What causes water to boil over


What are the mechanics of water boiling over? How can you stop it from happening? Is it more likely to happen with certain ingredients? Which? How does the amount of water effect the likelihood of water boiling over? What role does burner temperature have? Will it only occur during a rolling boil?

This is brought up by this comment by MeltedPez in one of the cooking pasta questions:

The only other argument for using more
water is that less water is more
likely to cause the pot to boil over.
Basically the starch in the pasta
makes it easier for the water to form
bubbles that collect and spill over
when not paying attention. I've found
that with a very low pasta to water
ratio can end in a messy kitchen.

This seems very counter intuitive to me initially, as I feel less water should make it harder to boil over the edges.

Best Answer

Adding a starchy substance such as rice or noodles to boiling water increases the surface tension of the water. When it's just plain water boiling the surface tension of the water can't hold back the force of the steam rising and the bubbles burst. Starches increase this surface tension making the bubbles more elastic/pliable (essentially creating a foam), thus requiring more force for them to burst. This makes the bubbles last longer which allows them to build up and eventually boil over.
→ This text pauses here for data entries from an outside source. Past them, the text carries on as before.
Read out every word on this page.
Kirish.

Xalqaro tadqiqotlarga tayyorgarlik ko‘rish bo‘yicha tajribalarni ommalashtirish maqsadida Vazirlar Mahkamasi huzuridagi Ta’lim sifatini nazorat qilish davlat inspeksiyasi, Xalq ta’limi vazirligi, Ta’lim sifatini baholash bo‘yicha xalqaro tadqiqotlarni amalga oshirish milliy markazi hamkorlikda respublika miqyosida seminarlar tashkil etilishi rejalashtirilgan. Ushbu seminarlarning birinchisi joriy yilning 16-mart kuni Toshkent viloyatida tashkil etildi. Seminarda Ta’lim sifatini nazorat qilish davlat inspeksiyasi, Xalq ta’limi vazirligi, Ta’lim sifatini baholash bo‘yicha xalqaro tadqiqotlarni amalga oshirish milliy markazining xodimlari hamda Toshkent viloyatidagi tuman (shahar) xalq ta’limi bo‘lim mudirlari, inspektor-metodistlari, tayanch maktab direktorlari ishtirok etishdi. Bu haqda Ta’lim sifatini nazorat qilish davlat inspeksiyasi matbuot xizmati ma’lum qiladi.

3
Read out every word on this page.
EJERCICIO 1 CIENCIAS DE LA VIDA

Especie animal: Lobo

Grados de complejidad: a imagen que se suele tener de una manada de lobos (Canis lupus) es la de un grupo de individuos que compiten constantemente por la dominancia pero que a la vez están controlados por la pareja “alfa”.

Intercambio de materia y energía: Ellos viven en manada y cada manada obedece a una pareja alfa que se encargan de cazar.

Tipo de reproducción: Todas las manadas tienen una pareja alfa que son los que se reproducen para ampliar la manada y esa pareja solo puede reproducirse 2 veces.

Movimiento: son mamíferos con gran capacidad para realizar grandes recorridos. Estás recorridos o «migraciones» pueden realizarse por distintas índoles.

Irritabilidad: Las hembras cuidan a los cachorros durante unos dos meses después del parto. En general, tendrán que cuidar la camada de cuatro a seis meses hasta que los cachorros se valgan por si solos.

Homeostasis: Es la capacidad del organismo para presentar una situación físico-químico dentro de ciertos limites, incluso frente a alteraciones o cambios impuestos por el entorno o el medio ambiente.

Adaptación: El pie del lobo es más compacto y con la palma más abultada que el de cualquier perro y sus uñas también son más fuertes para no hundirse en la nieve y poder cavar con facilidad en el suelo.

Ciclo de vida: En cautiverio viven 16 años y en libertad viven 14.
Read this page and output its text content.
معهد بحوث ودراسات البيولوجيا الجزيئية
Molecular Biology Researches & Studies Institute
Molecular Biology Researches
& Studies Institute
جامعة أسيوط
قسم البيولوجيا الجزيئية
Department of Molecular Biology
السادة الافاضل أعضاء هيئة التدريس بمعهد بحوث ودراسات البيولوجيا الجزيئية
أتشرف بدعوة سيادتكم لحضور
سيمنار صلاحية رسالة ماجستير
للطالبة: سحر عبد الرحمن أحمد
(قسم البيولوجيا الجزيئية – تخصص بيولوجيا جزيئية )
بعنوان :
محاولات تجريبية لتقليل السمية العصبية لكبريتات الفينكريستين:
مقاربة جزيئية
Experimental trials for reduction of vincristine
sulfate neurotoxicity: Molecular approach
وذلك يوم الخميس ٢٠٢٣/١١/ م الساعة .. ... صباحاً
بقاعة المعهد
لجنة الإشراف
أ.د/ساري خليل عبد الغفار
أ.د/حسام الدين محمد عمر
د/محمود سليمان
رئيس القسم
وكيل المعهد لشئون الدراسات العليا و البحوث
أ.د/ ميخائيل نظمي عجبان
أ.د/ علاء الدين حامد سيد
It's more likely to occur with anything starchy like rice and pasta.

A lower temperature should help to control a boil over as it will allow the water to cool somewhat and slow the boil.

I'd assume that, from your quoted text, that if you use less water you're still imparting the same amount of starch making a thicker solution. More water would dilute this and bring it closer to normal water. In my own experience, small amounts of water allow lots of bubbles to form but nothing really boils over, it just splatters a bit. But reducing temperature and tilting the lid to let some air in has helped me in the past.